While the Trump administration supported the regulations, which were upheld by the U.S. Supreme Court, the FDA in April under the Biden Administration temporarily lifted them, citing the pandemic. According to court documents for Chelius v. Becerra, the FDA is working towards a December 16 decision, just under a month away, to see if they will permanently lift such regulations.
Such regulations, known as the Risk Evaluation and Mitigation Strategy (REMS), involved in-person visits to screen for pre-existing conditions. This could entail whether to see if a woman is in fact pregnant and how far along she is.
Also, it is key to check if a woman is experiencing an ectopic pregnancy, a nonviable pregnancy that occurs outside of the uterus, and which can be fatal to the woman. While removing this fatal, nonviable pregnancy is not an abortion, the chemical abortion method, which uses mifepristone and misoprostol, will not end that pregnancy.
The method was first approved by the FDA in 2000. In 2016, the approved use for when a woman could undergo this method was extended from seven weeks to 10-weeks of pregnancy. In doing so, the FDA approved a method that carries with it more risks and dangers for women, as the failure rate increases as the pregnancy progresses.

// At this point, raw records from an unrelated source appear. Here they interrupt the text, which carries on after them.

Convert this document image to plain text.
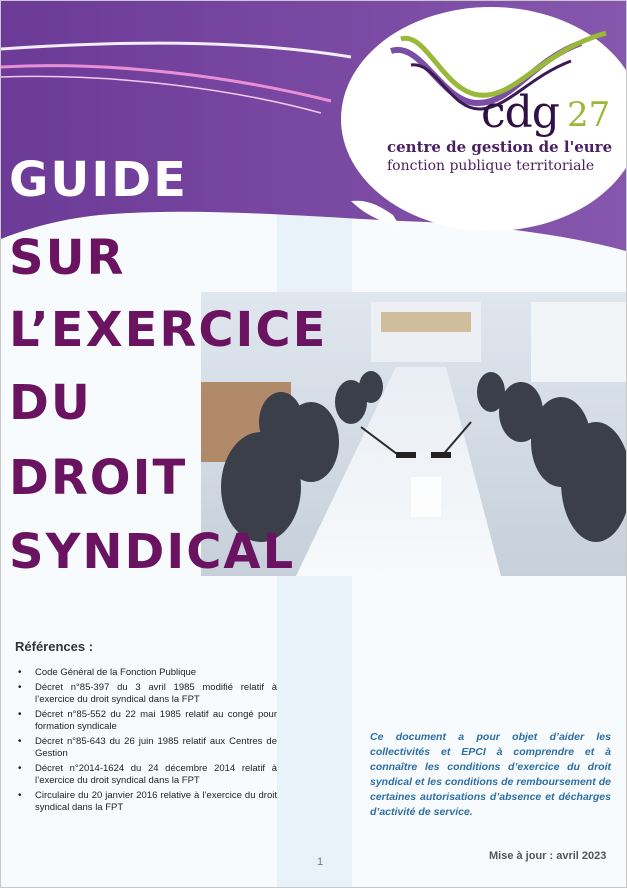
cdg 27
centre de gestion de l'eure
fonction publique territoriale
GUIDE
SUR
L’EXERCICE
DU
DROIT
SYNDICAL
Références :
• Code Général de la Fonction Publique
• Décret n°85-397 du 3 avril 1985 modifié relatif à l’exercice du droit syndical dans la FPT
• Décret n°85-552 du 22 mai 1985 relatif au congé pour formation syndicale
• Décret n°85-643 du 26 juin 1985 relatif aux Centres de Gestion
• Décret n°2014-1624 du 24 décembre 2014 relatif à l’exercice du droit syndical dans la FPT
• Circulaire du 20 janvier 2016 relative à l’exercice du droit syndical dans la FPT
Ce document a pour objet d’aider les collectivités et EPCI à comprendre et à connaître les conditions d’exercice du droit syndical et les conditions de remboursement de certaines autorisations d’absence et décharges d’activité de service.
1	Mise à jour : avril 2023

Some some studies have found 10 percent of women face incomplete abortions at 9-weeks gestation. This can lead to death from infection if remaining fetal parts or tissue are not properly removed.
A woman having the abortion will begin by taking Mifepristone, which will cut off nutrients to starve her unborn child. A day or two later she will take Misoprostol to induce contractions. At home, without medical supervision, her body will expel the dead child.
This method carries with it four times the complications of surgical abortions. Side-effects and risk associated with this method include abdominal pain, nausea, vomiting, diarrhea, weakness, fever/chills, and headaches. The bleeding may last for weeks after the abortion.
It's also gaining popularity. Thanks to this method--which accounted for 41 percent of abortions in 2018--total abortions have actually increased.
While this is a particularly dangerous abortion method, it's worth pointing out that the study also found that the rate of ER visits following a surgical abortion increased by 315 percent in that same time period of 2002-2015.